KNL Vectorization with larger vector width

Thank You.

But I cannot find your mentioned function LoopVectorizationCostModel::computeFeasibleMaxVF(bool OptForSize, unsigned ConstTripCount). I am using LLVM 4. I have been trying to get the required code portion in LoopVectorize.cpp file. But I am unable to debug this. each time i debug it, it returns me vectorized IR in gdb.

My goal is simple when i mention my target name in opt it should vectorize by keeping the vector width= highest supported by my target which is 2048.
So $ opt -O3 -mytarget 1.ll -o 1_opt.ll

1_opt.ll should emit <2048xi32>, <1024xi32>…<32xi32> etc.

How to achieve this? Please help.

Thank You

“git log -ScomputeFeasibleMaxVF” says this was refactored in . -Eli

Thank You. I got it. Version issue.


How to put my target machine info in TTI?

Please help.

Each target has an implementation, e.g. X86TTIImpl::getRegisterBitWidth.


Thank You.
Right now to see the effect i did following changes;

unsigned X86TTIImpl::getRegisterBitWidth(bool Vector) {
if (Vector) {
if (ST->hasAVX512())
return 65536;

here i changed 512 to 65536. Then in loopvectorize.cpp i did following;

assert(MaxVectorSize <= 2048 && “Did not expect to pack so many elements”
" into one vector!");

changed 64 to 2048.

It runs fine. I can see in IR <2048xi32> or <1024xi64> emission.

But I cannot see the vector mix like in default knl if iterations=15 we see 1<8xi32> and rest scalar. so here when i keep iteration=2047 i get all scalar why is that so? similarly in polly as well i cant see vector mixes like its happening for KNL it emits , ,…so here it should emit recursively like …

how to do this?

What am i missing here?
what further changes do i need to make?

Please help…

Do i need to change following function;

unsigned X86TTIImpl::getNumberOfRegisters(bool Vector) {
if (Vector && !ST->hasSSE1())
return 0;

if (ST->is64Bit()) {
if (Vector && ST->hasAVX512())
return 32;
return 16;
return 8;


if (ST->is2048Bit()) {
if (Vector && ST->hasAVX512())
return 1024;
return 512;
return 256;

please help…


I need help here. I am able to adjust the vector width through WidestRegister value. When number of iterations=31 and I set vector width=32 it gives <16xi32> and <8xi32> instructions.

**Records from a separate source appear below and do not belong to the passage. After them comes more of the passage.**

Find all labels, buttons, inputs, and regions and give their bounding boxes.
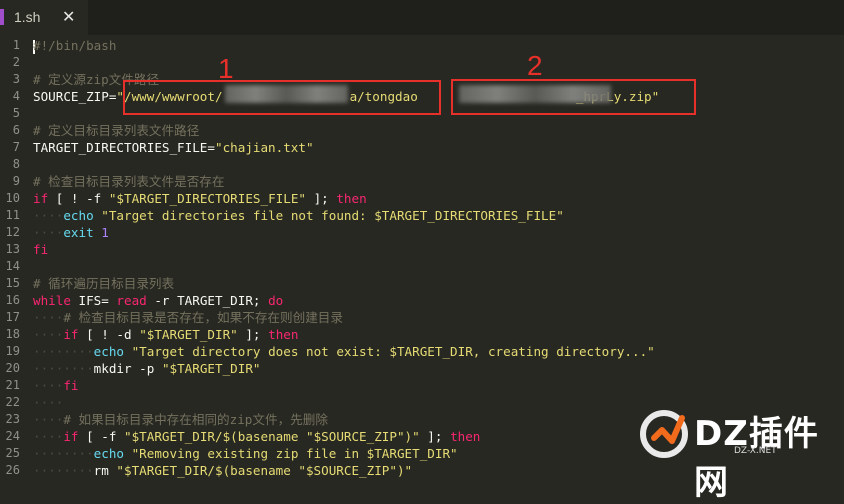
tab-modified-marker — [0, 9, 4, 25]
read-args: -r TARGET_DIR; — [146, 293, 269, 308]
bracket-close: ]; — [419, 429, 451, 444]
line-number: 14 — [5, 259, 20, 273]
close-icon[interactable]: ✕ — [62, 7, 75, 26]
line-number: 21 — [5, 378, 20, 392]
code-line-20: ········mkdir -p "$TARGET_DIR" — [33, 361, 261, 376]
watermark: DZ插件网 DZ-X.NET — [638, 404, 838, 503]
line-number: 15 — [5, 276, 20, 290]
line-number: 20 — [5, 361, 20, 375]
code-line-24: ····if [ -f "$TARGET_DIR/$(basename "$SO… — [33, 429, 481, 444]
keyword-then: then — [268, 327, 299, 342]
line-number: 19 — [5, 344, 20, 358]
watermark-url: DZ-X.NET — [734, 446, 777, 456]
string-value: "Removing existing zip file in $TARGET_D… — [124, 446, 458, 461]
builtin-echo: echo — [93, 446, 125, 461]
line-number: 1 — [12, 38, 20, 52]
string-value: "chajian.txt" — [214, 140, 314, 155]
code-line-15: # 循环遍历目标目录列表 — [33, 275, 174, 292]
comment: # 定义目标目录列表文件路径 — [33, 123, 200, 138]
code-line-23: ····# 如果目标目录中存在相同的zip文件，先删除 — [33, 412, 328, 427]
annotation-box-2 — [451, 79, 696, 115]
line-number: 13 — [5, 242, 20, 256]
test-expression: [ -f — [78, 429, 125, 444]
line-number: 25 — [5, 446, 20, 460]
comment: # 如果目标目录中存在相同的zip文件，先删除 — [63, 412, 328, 427]
bracket-close: ]; — [237, 327, 269, 342]
line-number: 5 — [12, 106, 20, 120]
line-number: 17 — [5, 310, 20, 324]
line-number: 18 — [5, 327, 20, 341]
line-number: 12 — [5, 225, 20, 239]
builtin-echo: echo — [63, 208, 94, 223]
code-line-7: TARGET_DIRECTORIES_FILE="chajian.txt" — [33, 139, 314, 156]
code-line-10: if [ ! -f "$TARGET_DIRECTORIES_FILE" ]; … — [33, 190, 367, 207]
string-value: "Target directories file not found: $TAR… — [93, 208, 564, 223]
comment: # 检查目标目录是否存在，如果不存在则创建目录 — [63, 310, 343, 325]
watermark-logo-icon — [640, 410, 688, 458]
line-number: 2 — [12, 55, 20, 69]
annotation-number-2: 2 — [527, 50, 543, 81]
test-expression: [ ! -d — [78, 327, 140, 342]
code-line-9: # 检查目标目录列表文件是否存在 — [33, 173, 224, 190]
string-value: "$TARGET_DIRECTORIES_FILE" — [108, 191, 306, 206]
tab-bar: 1.sh ✕ — [0, 0, 844, 35]
string-value: "$TARGET_DIR/$(basename "$SOURCE_ZIP")" — [124, 429, 420, 444]
keyword-fi: fi — [63, 378, 79, 393]
keyword-while: while — [33, 293, 71, 308]
code-line-19: ········echo "Target directory does not … — [33, 344, 655, 359]
tab-label: 1.sh — [14, 9, 41, 25]
keyword-if: if — [33, 191, 49, 206]
keyword-then: then — [336, 191, 367, 206]
keyword-if: if — [63, 429, 79, 444]
line-number: 16 — [5, 293, 20, 307]
line-number: 23 — [5, 412, 20, 426]
variable-name: SOURCE_ZIP= — [33, 89, 117, 104]
comment: # 检查目标目录列表文件是否存在 — [33, 174, 225, 189]
code-line-13: fi — [33, 241, 48, 258]
ifs-assignment: IFS= — [70, 293, 117, 308]
line-number: 6 — [12, 123, 20, 137]
code-line-25: ········echo "Removing existing zip file… — [33, 446, 458, 461]
keyword-then: then — [450, 429, 481, 444]
mkdir-flag: -p — [131, 361, 162, 376]
code-line-11: ····echo "Target directories file not fo… — [33, 208, 564, 223]
line-number: 9 — [12, 174, 20, 188]
builtin-echo: echo — [93, 344, 125, 359]
code-line-6: # 定义目标目录列表文件路径 — [33, 122, 199, 139]
line-number: 10 — [5, 191, 20, 205]
line-number: 8 — [12, 157, 20, 171]
line-number: 11 — [5, 208, 20, 222]
annotation-box-1 — [123, 80, 441, 115]
code-line-12: ····exit 1 — [33, 225, 109, 240]
code-line-17: ····# 检查目标目录是否存在，如果不存在则创建目录 — [33, 310, 343, 325]
number-value: 1 — [93, 225, 109, 240]
string-value: "Target directory does not exist: $TARGE… — [124, 344, 655, 359]
shebang: #!/bin/bash — [33, 38, 117, 53]
code-line-16: while IFS= read -r TARGET_DIR; do — [33, 292, 283, 309]
line-number-gutter: 1 2 3 4 5 6 7 8 9 10 11 12 13 14 15 16 1… — [0, 37, 26, 477]
code-line-22: ···· — [33, 395, 64, 410]
bracket-close: ]; — [305, 191, 337, 206]
builtin-exit: exit — [63, 225, 94, 240]
line-number: 22 — [5, 395, 20, 409]
line-number: 24 — [5, 429, 20, 443]
keyword-read: read — [116, 293, 147, 308]
test-expression: [ ! -f — [48, 191, 109, 206]
command-mkdir: mkdir — [93, 361, 132, 376]
comment: # 循环遍历目标目录列表 — [33, 276, 175, 291]
keyword-do: do — [268, 293, 284, 308]
keyword-if: if — [63, 327, 79, 342]
line-number: 3 — [12, 72, 20, 86]
tab-1-sh[interactable]: 1.sh ✕ — [0, 0, 88, 35]
keyword-fi: fi — [33, 242, 49, 257]
string-value: "$TARGET_DIR" — [139, 327, 238, 342]
annotation-number-1: 1 — [218, 53, 234, 84]
string-value: "$TARGET_DIR" — [161, 361, 261, 376]
code-line-1: #!/bin/bash — [33, 37, 116, 54]
code-line-21: ····fi — [33, 378, 79, 393]
variable-name: TARGET_DIRECTORIES_FILE= — [33, 140, 215, 155]
code-line-18: ····if [ ! -d "$TARGET_DIR" ]; then — [33, 327, 299, 342]
line-number: 7 — [12, 140, 20, 154]
line-number: 4 — [12, 89, 20, 103]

However if i replicate same behavior with number of iterations=63 and I set vector width=64, no vector instructions are emitted. it should do as previous and gives <32xi32> and <16xi32> vector instructions.

How to do this?
What adjustments are needed?

Please help

I m trying this but unable to solve.

Thank You

There currently isn't any implementation of epilog loop vectorization (see, but it never got merged).

In some cases you might get lucky with loop unrolling plus SLP vectorization.


Thank You.

I am currently seeing how LLVM treats remainder loops. For eg with 63 loop iterations i get 3 v16i32 and 15 scalars. I want to use v8 and v4 for 15 remainder instructions. How to do this?

I am seeing LoopVectorize.cpp but unable to find the code lines that deal with remainder scalar loop iterations.

Please help…

Please help.
I need to vectorize remainder loops because with large iterations and vector width remainder scalar iterations are big problem.